Les 15 ans des Éditions de la Pastèque au Musée des Beaux Arts de Montréal

Je suis allée voir l’exposition qui souligne les 15 ans des Éditions de La Pastèque au Musée des Beaux-Arts de Montréal et j’ai adoré! Ça m’a fait réaliser, à quel point une salle consacrée en permanence à la BD, au même titre que les arts décoratifs serait à propos. Cette exposition nous présente une petite sélection du talent d’ici en bande dessinée.

Le dynamisme de la BD au Québec

En 15 ans, les Éditions de la Pastèque ont réussi à modifier le regard que le grand public portait sur le 9e art au Québec. Ils ont su créer un effet d’entrainement dans le milieu, qui aujourd’hui compte plusieurs maisons d’édition dynamiques consacrées à la bande dessinée , telles les éditions Pow Pow, La mauvaise Tête, Front Froid, Colosse et  Mécanique Générale.

La bande dessinée, qu'on croyait destinée uniquement aux «enfants» ou aux «geeks» ou qui était perçue comme une curiosité toute «française» a enfin acquis ses lettres de noblesse au Québec. Plusieurs facteurs ont favorisé ce dynamisme. En plus de la création des Éditions de la Pastèque, le web et les réseaux sociaux auront permis aux jeunes auteurs de faire connaître leur travail sans dépendre des médias traditionnels.

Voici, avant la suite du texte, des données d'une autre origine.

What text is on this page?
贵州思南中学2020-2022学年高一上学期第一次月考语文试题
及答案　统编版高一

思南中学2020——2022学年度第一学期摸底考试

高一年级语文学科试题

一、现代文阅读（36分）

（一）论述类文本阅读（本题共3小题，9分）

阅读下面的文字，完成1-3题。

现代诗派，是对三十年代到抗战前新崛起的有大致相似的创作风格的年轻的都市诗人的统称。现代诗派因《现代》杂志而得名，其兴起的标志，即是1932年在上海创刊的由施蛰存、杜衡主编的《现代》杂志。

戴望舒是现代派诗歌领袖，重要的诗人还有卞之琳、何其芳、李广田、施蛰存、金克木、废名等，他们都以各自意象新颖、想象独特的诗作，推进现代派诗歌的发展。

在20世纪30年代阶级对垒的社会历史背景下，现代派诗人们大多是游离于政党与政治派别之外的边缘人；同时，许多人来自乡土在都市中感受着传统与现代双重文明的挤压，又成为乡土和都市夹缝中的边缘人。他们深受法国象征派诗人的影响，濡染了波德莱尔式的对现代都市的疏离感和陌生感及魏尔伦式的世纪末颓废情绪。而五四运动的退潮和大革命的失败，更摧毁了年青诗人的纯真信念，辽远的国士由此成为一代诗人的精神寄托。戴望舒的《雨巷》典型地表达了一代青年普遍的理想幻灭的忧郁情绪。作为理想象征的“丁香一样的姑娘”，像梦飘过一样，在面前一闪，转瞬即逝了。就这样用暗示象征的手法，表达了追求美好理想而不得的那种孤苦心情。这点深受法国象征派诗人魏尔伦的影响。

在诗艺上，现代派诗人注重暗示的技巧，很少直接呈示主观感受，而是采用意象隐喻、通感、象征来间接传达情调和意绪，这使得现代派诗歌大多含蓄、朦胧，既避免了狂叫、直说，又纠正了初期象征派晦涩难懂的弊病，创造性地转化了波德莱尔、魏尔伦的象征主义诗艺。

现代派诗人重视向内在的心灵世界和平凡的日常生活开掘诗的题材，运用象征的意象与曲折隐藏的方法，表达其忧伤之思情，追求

Également, l’immigration au Québec il y a environ 10 ans de Régis Loisel, grand auteur français de bande dessinée. Par sa générosité en temps, conseils et encouragements offerts aux jeunes auteurs, il a eu son petit impact dans le milieu. Notre écosystème a aussi une particularité toute québécoise: le grand nombre de femmes parmi les auteurs de la relève. On ne doit pas être très loin de la parité!

Mais revenons à notre exposition...

Leif Tande, a dû se dire « pourquoi sélectionner une seule oeuvre, quand je peux en avoir plusieurs? ». Je vous recommande fortement de prendre le temps de lire chacune des planches. Nous avons droit aux pensées intimes de chaque oeuvre, j’ai trouvé ça très très drôle. Ça vaut la peine de faire l’effort, même si le texte est petit et que certaines planches soient accrochées un peu haut.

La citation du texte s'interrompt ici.